State Bank of India (SBI), India’s largest lender, on Friday reported a 5.58 per cent year-on-year (YoY) rise in net profit to ₹19,684 crore for the January-March quarter (Q4FY26), mainly due to a sharp drop in non-interest income. Sequentially, net profit was down 6.39 per cent over Q3FY26.
For the full year FY26, SBI recorded its highest-ever net profit of ₹80,032 crore, up 12.9 per cent compared to the previous year.
The subdued performance in Q4 was driven by a 29 per cent YoY decline in non-interest income to ₹17,314 crore. This was because of a ₹1,471 crore loss on sale of investments as compared to a ₹6,879 crore profit during the same period of the previous year. The bank also reported a ₹100 crore mark-to-market (MTM) loss after the Reserve Bank of India capped net open position for onshore rupee derivatives at $100 million during end-March, with compliance by April 10, 2026. However, the actual loss was ₹57 crore due to the NOP norms, which will be accounted for in the first quarter of FY27. SBI’s net open book was over $5 billion.
Net interest income for the quarter grew 4.1 per cent to ₹44,380 crore despite 16.9 per cent growth in gross advances.
SBI’s net interest margin (NIM) also dipped below 3 per cent in Q4FY26 to stand at 2.93 per cent, down 18 basis points sequentially. For the year FY26, its NIM stood at 3.03 per cent. The bank’s shares tumbled 6.62 per cent following its Q4FY26 earnings to close at ₹1,019.55 on the BSE.
According to CS Setty, chairman, SBI, the dip in NIM is largely because the December rate cut was not fully priced into the External Linked Loan Rate book earlier, and was reflected in the January-March quarter. “The EBLR book has also grown substantially,” he said.
For the current financial year, SBI has guided for NIM of over 3 per cent. The domestic NIM for FY26 was 3.03 per cent. The guidance is based on the assumption that there will be no repo rate hike by the central bank in FY27, which means deposit rates are unlikely to go up, he said, adding that yields on loans will improve as the asset mix changes.

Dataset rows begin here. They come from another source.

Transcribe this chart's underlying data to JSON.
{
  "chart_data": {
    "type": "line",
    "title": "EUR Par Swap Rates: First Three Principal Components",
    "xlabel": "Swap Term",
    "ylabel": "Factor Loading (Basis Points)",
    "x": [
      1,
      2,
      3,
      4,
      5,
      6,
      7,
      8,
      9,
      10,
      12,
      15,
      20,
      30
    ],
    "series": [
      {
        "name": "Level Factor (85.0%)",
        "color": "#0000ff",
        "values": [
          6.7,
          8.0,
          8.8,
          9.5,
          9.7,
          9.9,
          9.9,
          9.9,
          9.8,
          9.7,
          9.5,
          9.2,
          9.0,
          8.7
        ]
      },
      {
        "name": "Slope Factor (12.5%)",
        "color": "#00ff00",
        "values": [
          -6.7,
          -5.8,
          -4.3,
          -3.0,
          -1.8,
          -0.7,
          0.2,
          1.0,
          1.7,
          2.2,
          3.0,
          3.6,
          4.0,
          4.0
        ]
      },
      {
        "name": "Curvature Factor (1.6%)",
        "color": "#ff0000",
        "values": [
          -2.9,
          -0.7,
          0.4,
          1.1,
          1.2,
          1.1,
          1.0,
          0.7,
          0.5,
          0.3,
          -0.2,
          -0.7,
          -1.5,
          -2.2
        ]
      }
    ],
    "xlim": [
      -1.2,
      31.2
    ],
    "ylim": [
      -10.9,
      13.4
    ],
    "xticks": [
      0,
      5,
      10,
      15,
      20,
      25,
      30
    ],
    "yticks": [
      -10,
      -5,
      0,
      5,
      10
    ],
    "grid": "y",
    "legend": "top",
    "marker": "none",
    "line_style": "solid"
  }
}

“On the corporate side particularly, we had some floating-rate exposures which will probably run off, and we will then have the ability to pass on some of the additional costs that we are bearing on the deposit side. On the deposit interest rate side as well, I do not think there is much room for further rate cuts because if credit growth continues at 13-15 per cent, I do not think any of us in the banking system would be in a position to cut deposit rates further,” Setty said.
The bank’s loan loss provisions dropped 21 per cent YoY and 2.34 per cent sequentially to ₹3,140 crore in Q4FY26. Its fresh slippages went up in Q4FY26 to ₹5,521 crore, compared to ₹4,458 crore in Q3FY26 and ₹4,222 crore in Q4FY25.
Asset quality improved, with the gross non-performing assets (NPA) ratio declining 8 basis points sequentially to 1.49 per cent. Net NPA was flat at 0.39 per cent. Credit cost declined 2 basis points sequentially to 0.27 per cent.
The bank posted robust growth in advances in Q4FY26, with the loan book growing nearly 17 per cent YoY and 5.32 per cent sequentially to ₹49.32 trillion. The retail segment grew 15.22 per cent YoY and 4.33 per cent sequentially, while corporate loans grew 14.83 per cent YoY and 6.83 per cent sequentially. The retail, agriculture and MSME, popularly known as RAM portfolio, crossed ₹27 trillion, up 17 per cent YoY.
Although the bank’s advances grew 17 per cent YoY in Q4FY26, the bank has guided for 13-15 per cent credit growth in FY27.
“We have a corporate credit pipeline of around ₹5.5 trillion. Apart from the corporate credit pipeline, there is also good growth across segments,” he further said, adding that banking system credit growth will be in the range of 13-14 per cent and deposit growth at 11-12 per cent.
SBI’s deposits growth was 11 per cent to ₹59.75 trillion at the end of Q4FY26, with domestic term deposits growing 12 per cent YoY, and domestic CASA growing 9.53 per cent YoY.
Setty clarified that the bank has enough capital and almost ₹3 trillion of excess securities eligible for statutory liquidity ratio.
Commenting on the impact of the West Asia conflict, Setty said if supply chains continue to be disrupted for five-six months, then it will have an impact on the broader economy. “There are so many other factors which go into how highly it will impact, how moderately it will impact, but I think if it lingers on for another five to six months, we would see some impact on the macros,” he said.